More than once, Augustine wrote, Ama et quod vis fac: “Act as you desire, so long as you act with love.”

Garry Wills writes: “Some take this to mean that a profession of love frees one from constraint. But for Augustine love is the constraint.”

Here is Augustine in his Commentary on Paul’s Letter to the Galatians (57):

We should never undertake the task of chiding another’s sin unless, cross-examining our own conscience, we can assure ourselves, before God, that we are acting from love.

If reproaches or threats or injuries, voiced by the one you are calling to account, have wounded your spirit, then, for that person to be healed by you, you must not speak till you are healed yourself, lest you act from worldly motives, to hurt, and make your tongue a sinful weapon against evil, returning wrong for wrong, curse for curse.

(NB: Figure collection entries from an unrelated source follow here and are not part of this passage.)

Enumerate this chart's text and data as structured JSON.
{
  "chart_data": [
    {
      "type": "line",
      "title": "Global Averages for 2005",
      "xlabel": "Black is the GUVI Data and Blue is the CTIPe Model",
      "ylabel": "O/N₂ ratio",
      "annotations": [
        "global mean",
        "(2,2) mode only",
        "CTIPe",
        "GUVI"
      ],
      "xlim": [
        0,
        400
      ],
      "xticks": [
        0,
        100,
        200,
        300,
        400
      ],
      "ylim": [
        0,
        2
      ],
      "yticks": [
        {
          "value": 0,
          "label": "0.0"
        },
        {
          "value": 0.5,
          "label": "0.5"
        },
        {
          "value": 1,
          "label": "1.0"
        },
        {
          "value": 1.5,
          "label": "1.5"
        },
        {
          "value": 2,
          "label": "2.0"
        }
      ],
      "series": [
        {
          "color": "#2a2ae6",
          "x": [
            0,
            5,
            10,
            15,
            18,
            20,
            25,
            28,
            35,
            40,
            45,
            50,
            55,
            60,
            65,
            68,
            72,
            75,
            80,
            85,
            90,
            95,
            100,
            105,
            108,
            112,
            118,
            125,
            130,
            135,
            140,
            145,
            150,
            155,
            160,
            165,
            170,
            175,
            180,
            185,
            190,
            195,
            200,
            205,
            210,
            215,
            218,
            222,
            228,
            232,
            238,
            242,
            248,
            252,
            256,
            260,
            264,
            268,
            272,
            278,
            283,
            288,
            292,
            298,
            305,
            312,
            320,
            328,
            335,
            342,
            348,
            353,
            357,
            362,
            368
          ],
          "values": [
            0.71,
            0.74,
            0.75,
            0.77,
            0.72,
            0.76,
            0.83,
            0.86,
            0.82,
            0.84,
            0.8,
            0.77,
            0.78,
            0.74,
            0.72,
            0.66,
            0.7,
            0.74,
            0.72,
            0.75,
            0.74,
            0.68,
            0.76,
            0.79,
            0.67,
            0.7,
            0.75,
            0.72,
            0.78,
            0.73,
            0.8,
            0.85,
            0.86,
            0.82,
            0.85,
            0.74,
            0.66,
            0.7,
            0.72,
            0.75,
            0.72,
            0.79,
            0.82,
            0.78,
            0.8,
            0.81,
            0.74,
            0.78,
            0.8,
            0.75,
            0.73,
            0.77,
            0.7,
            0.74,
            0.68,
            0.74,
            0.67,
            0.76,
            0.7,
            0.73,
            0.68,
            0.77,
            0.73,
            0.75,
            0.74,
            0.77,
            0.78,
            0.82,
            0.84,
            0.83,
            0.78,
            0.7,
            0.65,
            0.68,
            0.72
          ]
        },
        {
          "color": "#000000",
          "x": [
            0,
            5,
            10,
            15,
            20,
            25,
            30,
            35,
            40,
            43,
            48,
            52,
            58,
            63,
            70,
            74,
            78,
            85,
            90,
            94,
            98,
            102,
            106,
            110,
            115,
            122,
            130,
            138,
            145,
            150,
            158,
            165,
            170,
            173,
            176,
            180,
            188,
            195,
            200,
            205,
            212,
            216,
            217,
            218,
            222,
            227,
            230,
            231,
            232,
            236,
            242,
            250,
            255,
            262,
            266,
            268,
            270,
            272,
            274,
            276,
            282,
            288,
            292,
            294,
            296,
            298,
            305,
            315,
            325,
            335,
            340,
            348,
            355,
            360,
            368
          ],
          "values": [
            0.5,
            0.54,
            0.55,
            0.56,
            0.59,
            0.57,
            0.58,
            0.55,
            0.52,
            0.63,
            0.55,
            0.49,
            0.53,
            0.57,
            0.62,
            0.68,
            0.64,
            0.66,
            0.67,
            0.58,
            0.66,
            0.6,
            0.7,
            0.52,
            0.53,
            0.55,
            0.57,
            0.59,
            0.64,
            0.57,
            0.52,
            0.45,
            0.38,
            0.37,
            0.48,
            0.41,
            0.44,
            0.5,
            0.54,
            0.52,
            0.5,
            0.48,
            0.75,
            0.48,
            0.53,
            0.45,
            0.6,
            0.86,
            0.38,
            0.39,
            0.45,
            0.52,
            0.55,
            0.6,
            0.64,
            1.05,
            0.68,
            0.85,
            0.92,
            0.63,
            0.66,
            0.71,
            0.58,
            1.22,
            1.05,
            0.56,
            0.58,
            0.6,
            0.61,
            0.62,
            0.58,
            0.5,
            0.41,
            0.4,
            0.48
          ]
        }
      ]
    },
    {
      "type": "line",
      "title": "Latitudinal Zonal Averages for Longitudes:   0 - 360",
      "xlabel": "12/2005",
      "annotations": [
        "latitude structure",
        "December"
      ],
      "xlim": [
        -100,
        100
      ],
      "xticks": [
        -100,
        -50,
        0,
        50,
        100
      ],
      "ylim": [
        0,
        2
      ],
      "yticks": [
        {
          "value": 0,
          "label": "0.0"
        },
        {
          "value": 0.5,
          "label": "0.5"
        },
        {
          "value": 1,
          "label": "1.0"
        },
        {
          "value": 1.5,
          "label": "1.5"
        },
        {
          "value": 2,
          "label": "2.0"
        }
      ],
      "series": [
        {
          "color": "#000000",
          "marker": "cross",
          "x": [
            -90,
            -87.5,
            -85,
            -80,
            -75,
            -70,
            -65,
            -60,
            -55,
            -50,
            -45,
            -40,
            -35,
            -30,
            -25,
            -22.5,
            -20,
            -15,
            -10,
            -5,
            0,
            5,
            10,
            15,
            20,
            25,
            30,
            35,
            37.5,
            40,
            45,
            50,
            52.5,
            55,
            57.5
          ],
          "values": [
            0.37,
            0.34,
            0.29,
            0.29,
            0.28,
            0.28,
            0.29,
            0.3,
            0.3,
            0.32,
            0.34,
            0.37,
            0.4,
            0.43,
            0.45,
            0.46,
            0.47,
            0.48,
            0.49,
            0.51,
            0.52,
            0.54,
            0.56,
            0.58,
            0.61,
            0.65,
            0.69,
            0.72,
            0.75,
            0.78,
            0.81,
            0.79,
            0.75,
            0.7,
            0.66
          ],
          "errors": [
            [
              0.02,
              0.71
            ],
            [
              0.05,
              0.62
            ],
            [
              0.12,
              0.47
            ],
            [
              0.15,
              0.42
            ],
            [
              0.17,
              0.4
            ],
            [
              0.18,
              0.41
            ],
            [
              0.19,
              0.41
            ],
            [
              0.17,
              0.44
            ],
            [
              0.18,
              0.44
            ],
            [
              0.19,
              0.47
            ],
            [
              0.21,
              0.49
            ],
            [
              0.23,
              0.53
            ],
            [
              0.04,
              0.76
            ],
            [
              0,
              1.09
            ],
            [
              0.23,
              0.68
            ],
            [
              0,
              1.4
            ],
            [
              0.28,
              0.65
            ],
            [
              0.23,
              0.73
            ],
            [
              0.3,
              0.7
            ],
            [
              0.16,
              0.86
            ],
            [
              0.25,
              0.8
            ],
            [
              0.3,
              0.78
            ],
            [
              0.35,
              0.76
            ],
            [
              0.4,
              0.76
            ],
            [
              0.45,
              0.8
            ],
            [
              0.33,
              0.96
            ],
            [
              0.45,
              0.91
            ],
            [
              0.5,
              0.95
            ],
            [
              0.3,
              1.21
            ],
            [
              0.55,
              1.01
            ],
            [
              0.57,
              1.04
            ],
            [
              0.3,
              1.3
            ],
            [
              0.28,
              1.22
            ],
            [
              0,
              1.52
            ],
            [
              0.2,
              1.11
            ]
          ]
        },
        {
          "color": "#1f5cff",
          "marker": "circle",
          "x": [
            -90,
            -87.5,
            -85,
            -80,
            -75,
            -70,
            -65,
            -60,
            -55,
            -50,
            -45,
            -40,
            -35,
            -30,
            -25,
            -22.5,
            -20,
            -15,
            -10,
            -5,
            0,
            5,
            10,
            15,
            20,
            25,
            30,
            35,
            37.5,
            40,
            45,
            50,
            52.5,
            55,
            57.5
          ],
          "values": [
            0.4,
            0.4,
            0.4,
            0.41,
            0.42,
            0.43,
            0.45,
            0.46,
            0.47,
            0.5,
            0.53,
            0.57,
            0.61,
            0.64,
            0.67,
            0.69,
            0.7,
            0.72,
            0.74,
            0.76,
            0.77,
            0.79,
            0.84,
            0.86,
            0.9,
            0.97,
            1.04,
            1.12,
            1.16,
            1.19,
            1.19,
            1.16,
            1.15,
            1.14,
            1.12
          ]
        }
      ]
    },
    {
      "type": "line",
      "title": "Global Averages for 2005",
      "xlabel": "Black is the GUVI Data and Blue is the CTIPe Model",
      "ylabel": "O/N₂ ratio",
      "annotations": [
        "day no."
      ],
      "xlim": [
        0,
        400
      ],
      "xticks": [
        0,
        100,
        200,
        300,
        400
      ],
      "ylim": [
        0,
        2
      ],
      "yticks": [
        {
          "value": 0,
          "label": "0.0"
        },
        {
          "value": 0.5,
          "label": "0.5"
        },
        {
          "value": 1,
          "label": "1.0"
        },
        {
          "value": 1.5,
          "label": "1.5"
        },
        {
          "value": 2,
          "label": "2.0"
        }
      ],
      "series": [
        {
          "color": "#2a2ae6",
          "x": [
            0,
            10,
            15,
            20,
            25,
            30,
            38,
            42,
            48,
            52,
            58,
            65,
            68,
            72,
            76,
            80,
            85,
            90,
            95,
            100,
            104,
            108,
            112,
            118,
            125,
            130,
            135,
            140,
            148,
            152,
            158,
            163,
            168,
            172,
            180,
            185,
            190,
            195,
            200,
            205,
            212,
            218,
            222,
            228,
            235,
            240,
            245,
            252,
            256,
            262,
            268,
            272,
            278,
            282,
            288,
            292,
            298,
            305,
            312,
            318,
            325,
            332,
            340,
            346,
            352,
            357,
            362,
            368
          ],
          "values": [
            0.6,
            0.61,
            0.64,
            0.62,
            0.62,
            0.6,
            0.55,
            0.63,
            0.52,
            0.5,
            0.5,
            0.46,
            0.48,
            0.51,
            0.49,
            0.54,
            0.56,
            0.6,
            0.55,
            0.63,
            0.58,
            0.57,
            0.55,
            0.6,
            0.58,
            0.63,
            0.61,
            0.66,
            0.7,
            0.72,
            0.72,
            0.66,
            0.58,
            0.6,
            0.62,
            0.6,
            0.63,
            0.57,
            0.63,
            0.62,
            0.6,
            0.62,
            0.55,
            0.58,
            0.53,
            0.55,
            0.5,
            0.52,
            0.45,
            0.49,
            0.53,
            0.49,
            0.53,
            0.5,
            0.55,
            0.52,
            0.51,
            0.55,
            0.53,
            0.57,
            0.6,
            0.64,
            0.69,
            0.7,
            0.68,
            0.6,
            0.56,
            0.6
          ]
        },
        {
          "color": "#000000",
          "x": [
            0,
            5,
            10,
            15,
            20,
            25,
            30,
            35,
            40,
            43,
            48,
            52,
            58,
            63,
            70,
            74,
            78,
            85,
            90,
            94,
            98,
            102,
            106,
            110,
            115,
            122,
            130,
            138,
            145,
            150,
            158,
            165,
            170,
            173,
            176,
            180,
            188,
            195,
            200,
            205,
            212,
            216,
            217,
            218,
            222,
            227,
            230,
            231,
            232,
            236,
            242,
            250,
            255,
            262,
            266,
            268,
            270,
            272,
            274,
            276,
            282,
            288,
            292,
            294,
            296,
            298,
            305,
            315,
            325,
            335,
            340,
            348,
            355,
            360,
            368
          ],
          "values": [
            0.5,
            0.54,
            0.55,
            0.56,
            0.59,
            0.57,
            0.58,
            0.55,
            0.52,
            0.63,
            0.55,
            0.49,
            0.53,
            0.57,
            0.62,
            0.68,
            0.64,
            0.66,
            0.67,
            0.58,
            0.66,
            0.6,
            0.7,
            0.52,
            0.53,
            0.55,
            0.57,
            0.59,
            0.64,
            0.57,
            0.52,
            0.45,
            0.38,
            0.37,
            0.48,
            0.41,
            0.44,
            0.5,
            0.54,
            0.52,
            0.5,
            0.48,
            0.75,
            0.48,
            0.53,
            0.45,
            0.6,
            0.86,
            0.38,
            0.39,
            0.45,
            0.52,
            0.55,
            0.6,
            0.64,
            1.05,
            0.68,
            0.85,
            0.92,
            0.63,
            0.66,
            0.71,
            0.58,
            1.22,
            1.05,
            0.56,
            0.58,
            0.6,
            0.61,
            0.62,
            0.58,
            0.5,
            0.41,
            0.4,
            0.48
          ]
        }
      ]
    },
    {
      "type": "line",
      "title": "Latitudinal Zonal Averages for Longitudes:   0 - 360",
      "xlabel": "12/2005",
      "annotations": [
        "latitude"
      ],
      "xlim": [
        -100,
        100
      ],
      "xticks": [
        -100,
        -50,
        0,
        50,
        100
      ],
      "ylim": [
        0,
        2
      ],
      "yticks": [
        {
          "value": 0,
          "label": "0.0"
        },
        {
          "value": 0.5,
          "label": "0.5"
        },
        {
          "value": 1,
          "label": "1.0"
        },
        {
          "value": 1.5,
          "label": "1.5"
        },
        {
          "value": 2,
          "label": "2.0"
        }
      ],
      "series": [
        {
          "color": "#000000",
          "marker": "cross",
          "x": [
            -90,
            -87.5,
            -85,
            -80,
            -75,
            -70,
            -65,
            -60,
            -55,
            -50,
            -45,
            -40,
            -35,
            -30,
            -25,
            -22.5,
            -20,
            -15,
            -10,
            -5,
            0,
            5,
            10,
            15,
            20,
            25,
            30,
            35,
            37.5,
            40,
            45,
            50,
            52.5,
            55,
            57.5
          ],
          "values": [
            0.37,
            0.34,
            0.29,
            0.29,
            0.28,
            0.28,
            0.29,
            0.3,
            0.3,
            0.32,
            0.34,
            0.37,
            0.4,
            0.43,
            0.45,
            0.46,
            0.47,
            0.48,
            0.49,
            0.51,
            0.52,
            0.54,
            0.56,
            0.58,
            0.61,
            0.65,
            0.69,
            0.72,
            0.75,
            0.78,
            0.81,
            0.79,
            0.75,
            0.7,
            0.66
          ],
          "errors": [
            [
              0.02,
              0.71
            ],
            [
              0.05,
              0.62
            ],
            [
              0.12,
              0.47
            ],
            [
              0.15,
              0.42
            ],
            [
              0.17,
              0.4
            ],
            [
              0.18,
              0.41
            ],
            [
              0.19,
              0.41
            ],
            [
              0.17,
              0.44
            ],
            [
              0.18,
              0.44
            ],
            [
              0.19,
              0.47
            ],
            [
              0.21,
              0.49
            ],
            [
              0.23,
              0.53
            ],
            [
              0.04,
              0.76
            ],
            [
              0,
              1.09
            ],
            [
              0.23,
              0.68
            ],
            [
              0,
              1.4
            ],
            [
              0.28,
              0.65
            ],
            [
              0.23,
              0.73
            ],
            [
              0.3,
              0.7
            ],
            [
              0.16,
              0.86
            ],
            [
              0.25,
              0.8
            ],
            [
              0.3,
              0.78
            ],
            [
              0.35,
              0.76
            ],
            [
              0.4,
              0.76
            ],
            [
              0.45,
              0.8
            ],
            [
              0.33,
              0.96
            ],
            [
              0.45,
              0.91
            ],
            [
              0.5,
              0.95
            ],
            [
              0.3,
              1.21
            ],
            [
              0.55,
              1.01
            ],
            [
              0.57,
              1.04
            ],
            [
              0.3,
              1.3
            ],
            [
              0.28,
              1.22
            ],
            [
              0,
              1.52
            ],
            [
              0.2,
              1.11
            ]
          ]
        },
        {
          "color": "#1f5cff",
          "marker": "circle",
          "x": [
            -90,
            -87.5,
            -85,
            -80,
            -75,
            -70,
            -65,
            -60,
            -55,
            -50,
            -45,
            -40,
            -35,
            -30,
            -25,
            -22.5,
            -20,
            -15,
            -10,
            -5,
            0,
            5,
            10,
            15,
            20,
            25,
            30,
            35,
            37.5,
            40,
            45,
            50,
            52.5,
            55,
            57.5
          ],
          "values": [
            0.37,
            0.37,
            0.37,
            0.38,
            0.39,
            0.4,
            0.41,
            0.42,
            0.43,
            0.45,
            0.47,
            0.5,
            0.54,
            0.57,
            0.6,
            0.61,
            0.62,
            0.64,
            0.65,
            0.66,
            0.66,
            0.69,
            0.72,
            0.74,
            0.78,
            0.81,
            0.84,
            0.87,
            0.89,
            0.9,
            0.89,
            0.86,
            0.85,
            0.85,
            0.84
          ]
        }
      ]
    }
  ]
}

Whatever you speak out of a wounded spirit is the wrath of an avenger, not the love of an instructor.

Act as you desire, so long as you are acting with love.

Then there will be no meanness in what may sound mean, while you are acutely aware that you are striving with the sword of God’s word to free another from the grip of sin.

And if, as often happens, you begin some course of action from love, and are proceeding with it in love, but a different feeling insinuates itself because you are resisted, deflecting you from reproach of a man’s sin and making you attack the man himself—it were best, while watering the dust with your tears, to remember that we have no right to crow over another’s sin, since we sin in the very reproach of sin if anger at sin is better at making us sinners than mercy is at making us kind.

And here he is in a sermon on the first letter of John (JL 7.8):

Because of varying circumstances, we see one man looking harsh because he loves and another looking pleasant because of vice.

The father gives a son blows, the whoremonger gives blandishments.

Consider them in themselves, blows or blandishments—who wouldn’t take the blandishments and duck the blows?

But look at the motives—they are the blows of love, the blandishments of vice.

You see my point, that human acts should be judged by their basis in love.

Many things have a surface appearance of good, but are not based in love—like blossoms on a thorn plant.

Other things look hard, look forbidding, but they instill a discipline informed by love.

Once again, to put it simply: act as you desire, so long as you act with love.

If you are silent, be silent from love.

If you accuse, accuse from love.

If you correct, correct from love.

If you spare, spare from love.

Let love be rooted deep in you, and only good can grow from it.